The braid to fluorocarbon line is one of the most important connections.
Here are the best knots you can use:
This knot is one of the most popular option for connecting braid line to a fluorocarbon leader. Its greatest advantage is that you can use it with pretty much all line diameters. The beginning and end of this knot is very similar to the Albright knot. You can learn how to tie it here.
- Works with all diameters
- Very strong
- Slower to tie than other knots
Double Uni knot
The Double Uni is basically like tying the uni knot with the line doubled, twice at 2 ends. It is used by both salt and freshwater anglers. See how to tie the Double Uni Knot.
- Easy to tie the right way
- Easy to remember
- Rating of 85%-90% strength
- A little slippery
The FG Knot was originally designed by GT fishermen and is a must-know for anglers who use braided line.
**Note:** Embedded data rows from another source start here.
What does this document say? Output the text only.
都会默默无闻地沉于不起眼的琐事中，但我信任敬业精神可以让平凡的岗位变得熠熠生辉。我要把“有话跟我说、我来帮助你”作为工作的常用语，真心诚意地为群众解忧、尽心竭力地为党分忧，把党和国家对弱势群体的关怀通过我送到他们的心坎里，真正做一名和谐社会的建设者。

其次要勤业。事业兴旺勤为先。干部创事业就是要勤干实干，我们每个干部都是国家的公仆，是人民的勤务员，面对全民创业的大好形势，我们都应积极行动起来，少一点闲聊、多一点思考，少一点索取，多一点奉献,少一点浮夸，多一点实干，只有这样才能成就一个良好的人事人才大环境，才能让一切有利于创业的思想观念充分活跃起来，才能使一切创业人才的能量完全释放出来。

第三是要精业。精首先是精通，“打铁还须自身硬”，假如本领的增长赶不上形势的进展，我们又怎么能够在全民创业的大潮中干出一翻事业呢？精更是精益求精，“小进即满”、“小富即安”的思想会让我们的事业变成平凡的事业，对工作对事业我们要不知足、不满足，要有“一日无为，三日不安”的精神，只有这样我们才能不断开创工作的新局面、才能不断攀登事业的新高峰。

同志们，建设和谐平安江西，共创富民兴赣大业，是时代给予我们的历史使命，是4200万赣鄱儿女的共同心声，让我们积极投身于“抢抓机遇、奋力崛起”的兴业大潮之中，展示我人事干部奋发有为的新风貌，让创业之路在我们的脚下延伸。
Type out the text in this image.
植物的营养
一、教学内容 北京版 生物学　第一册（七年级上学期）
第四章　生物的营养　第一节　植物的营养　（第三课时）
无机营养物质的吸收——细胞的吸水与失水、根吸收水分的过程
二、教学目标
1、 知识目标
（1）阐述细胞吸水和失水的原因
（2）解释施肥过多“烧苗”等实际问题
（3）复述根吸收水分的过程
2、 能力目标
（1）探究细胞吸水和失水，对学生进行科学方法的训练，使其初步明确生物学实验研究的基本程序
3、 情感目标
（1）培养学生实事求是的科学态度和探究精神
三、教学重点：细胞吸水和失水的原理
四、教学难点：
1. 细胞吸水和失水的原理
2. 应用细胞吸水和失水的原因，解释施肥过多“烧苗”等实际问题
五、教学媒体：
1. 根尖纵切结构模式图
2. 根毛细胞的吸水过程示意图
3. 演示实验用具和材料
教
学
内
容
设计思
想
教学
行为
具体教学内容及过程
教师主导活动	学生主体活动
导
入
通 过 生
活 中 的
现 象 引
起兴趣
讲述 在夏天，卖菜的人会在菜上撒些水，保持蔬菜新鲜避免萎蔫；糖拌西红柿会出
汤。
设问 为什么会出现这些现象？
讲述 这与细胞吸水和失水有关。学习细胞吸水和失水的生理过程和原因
It is absolutely reliable and can be used with mono, braid and fluorocarbon. See how to tie the FG knot here.
Very reliable if tied correctly
Works best with light braid
Not very easy to tie correctly
PR Bobbin Knot
This is the only fishing knot guaranteed to hold up 100 percent of the time, provided that you tie it properly. Many anglers agree that this is the ultimate knot to connect leader; however, the downside is that it takes practice to master it and a long time to tie it. Learn the PR Bobbin Know process here.
- Extremely strong and reliable
- It requires tools
- Takes a long time to tie
Improved Albright Knot
This is the stronger version of the Albright knot and can be used to tie two lines of varying diameters. The difference is that in the improved version you’ll continue to make wraps with the leader around the loop formed by the main line and the leader itself. See how to tie the Improved Albright knot here.
- Pro: Nice low profile knot with a strong breaking point
- Con: Weaker than the FG knot and the PR Bobbin Knot
Do you need leader with braided line? How much leader should I use on braid?
Braid has many benefits but tying it directly to your lure might not be the best option because of its visibility. In most situations, you may find it easier to use a leader. Many anglers use fluorocarbon as a leader, since it’s a lot harder to see in the water.
The only times you may find it better to use straight braid is in dirty waters, where visibility is crucial. Some professional bass fishermen tie the braid to the worms or jigs, but this doesn’t mean you should too. The reason behind that is that they use a heavy braid (65 lb) and fish around soft vegetation.
A fluoro leader is a good choice: it’s denser and it sinks (unlike braid), so it’s easier for your lure or bait to go down in the water.
Regarding how much leader should you use, there is no right or wrong length, but this value often falls between 1 to 3 ft, depending on the type of fishing you’re doing. Use a shorter leader with artificial lures, while for live bait fishing you can increase the length.
How do you tie braided line to a leader?
Tying a braid line to a leader doesn’t need to be complicated. There are three steps you should follow: tie the two lines together, determine the leader length and then tie the lure or hook to the leader. You’ll need the main line, the leader line, the lure/hook, pliers (or scissors, or a knife).
The first step is connecting the main line to the leader line through a knot. This is crucial as you don’t want a weak link to affect your casting performance. Choose the knot carefully, as some work better than others.
The second step is to determine the leader length. As discussed above, you need to choose it according to the fishing environment. Finally, you need to connect your lure or hook to your leader. You can use a loop knot that doesn’t constrain the lure or hook, allowing it to have as much action as possible.
Can you tie lures straight to braid?
If you chose not to use a leader, you can tie lures directly to braid. That makes sense in dirty waters and many anglers do that. Just make sure to tie the right knot. The Berkley braid knot is a good choice to use when tying braid to hooks or lures: it has a good strength and stops braided lines from slipping out of the knot.